この回の東大の先頭打者が偶然にも私(6番ライト)で、勇んで打席に立った。結果は右脚太ももにデッドボール。次の打者(春日井)は三振、その次の打者(太田)はヒットエンドランのサインを見逃し、結局点は入らずこの試合東大は負けた。江川投手はその後4年間で通算47勝(歴代2位)、ベストナイン6回の好成績を挙げ、法政黄金時代の立役者になった。当時の東大は岡田彬監督(元三菱自工京都野球部監督)の猛練習の成果か、結構強く、同年秋の東法1回戦で江川投手は神宮初黒星、この試合で高校時代から通算して公式戦初の本塁打を打たれた(打ったのは渋沢)。

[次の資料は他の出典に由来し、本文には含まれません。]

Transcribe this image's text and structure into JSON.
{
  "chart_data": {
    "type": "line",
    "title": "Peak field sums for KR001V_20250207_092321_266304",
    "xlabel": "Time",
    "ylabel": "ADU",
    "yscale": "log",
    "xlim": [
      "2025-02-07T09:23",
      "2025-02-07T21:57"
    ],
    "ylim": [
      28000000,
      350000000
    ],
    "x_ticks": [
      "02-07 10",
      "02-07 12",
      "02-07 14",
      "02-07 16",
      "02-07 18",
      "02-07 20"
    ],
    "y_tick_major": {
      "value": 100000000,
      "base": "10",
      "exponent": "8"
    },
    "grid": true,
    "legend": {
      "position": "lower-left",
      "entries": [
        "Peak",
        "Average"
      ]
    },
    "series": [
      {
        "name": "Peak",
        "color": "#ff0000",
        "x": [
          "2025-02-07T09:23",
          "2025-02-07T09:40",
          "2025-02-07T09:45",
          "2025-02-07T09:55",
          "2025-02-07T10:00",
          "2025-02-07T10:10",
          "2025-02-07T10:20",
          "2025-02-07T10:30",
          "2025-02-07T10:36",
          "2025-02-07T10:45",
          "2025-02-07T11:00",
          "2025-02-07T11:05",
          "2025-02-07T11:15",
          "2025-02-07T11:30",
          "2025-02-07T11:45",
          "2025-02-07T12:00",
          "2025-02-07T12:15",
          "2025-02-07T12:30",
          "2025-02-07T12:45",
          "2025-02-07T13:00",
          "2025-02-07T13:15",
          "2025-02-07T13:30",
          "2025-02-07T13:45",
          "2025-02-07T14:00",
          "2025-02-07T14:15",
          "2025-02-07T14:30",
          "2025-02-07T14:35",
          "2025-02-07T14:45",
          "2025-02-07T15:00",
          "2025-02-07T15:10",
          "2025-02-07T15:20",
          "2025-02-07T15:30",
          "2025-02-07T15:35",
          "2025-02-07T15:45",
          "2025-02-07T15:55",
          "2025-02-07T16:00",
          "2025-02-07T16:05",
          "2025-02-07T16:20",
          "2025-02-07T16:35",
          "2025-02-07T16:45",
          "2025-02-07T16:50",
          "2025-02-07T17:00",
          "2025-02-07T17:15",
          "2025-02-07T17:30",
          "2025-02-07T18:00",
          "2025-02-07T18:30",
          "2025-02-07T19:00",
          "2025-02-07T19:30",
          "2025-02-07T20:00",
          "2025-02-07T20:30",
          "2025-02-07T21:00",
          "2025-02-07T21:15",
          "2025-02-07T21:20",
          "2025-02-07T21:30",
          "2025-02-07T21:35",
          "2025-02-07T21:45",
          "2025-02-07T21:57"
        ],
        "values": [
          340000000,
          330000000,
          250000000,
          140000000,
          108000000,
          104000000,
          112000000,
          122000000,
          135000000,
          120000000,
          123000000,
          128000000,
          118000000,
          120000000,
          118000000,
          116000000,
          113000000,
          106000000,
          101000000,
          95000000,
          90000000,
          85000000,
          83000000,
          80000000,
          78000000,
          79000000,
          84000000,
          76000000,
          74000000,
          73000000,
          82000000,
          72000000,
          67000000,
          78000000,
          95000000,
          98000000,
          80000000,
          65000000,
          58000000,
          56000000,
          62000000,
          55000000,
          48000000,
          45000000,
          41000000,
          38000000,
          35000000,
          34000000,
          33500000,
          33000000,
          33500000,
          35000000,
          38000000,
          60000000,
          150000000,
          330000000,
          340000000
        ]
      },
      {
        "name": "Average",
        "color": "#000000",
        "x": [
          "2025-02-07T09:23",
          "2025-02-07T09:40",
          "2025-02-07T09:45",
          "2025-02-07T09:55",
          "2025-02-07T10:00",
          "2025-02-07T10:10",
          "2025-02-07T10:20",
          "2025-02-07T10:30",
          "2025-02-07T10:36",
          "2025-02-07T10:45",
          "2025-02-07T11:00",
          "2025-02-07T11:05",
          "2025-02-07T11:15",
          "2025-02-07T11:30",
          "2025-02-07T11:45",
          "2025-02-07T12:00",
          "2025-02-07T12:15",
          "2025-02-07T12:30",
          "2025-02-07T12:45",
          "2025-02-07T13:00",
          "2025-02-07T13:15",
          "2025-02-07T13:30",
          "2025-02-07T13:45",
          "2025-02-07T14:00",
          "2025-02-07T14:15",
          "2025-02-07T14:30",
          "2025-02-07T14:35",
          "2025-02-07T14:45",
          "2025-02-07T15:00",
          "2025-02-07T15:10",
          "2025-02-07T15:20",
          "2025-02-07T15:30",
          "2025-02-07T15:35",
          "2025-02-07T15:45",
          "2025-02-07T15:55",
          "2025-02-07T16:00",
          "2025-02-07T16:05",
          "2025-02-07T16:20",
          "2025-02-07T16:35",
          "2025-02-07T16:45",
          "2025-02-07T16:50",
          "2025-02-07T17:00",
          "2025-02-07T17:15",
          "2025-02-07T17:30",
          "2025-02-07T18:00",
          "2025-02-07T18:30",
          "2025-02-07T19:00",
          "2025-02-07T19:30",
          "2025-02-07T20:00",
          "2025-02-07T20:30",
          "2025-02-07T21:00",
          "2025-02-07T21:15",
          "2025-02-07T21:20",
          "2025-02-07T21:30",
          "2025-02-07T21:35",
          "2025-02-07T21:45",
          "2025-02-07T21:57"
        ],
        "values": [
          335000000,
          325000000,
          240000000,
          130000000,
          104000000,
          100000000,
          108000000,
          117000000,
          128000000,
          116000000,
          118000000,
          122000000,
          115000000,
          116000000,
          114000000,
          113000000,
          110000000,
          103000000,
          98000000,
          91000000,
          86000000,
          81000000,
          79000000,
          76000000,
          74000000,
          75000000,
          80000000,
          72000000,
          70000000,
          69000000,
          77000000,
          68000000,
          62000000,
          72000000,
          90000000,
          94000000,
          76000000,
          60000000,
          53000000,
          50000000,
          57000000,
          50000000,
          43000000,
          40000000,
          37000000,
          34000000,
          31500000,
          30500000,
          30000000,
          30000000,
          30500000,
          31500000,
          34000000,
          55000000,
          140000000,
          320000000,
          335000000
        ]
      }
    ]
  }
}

当時、法政以外の5校は、打倒法政、打倒江川をスローガンに日々猛練習を重ねた。東大は短尺バットを使ったり、ヘルメットを深くかぶったり(高目のボール玉に手を出さないため)、今から思うと半分笑い話だが、その時は真剣そのもので色々工夫した。

近年、東大野球部は浜田監督の熱血指導のもと大いに力をつけ、特に部員の食生活改善による身体能力向上の賜物か、昨年秋季リーグ戦ではシーズン8本(昭和60年春とタイ記録)の本塁打を量産、勝ち点も取った。今季は主力選手卒業の影響は多少あるが、3年生カルテット投手陣を中心にした鉄壁のディフェンスと、フルスイングの破壊力ある打線で、東大旋風を巻き起こして欲しい。大いに期待できる。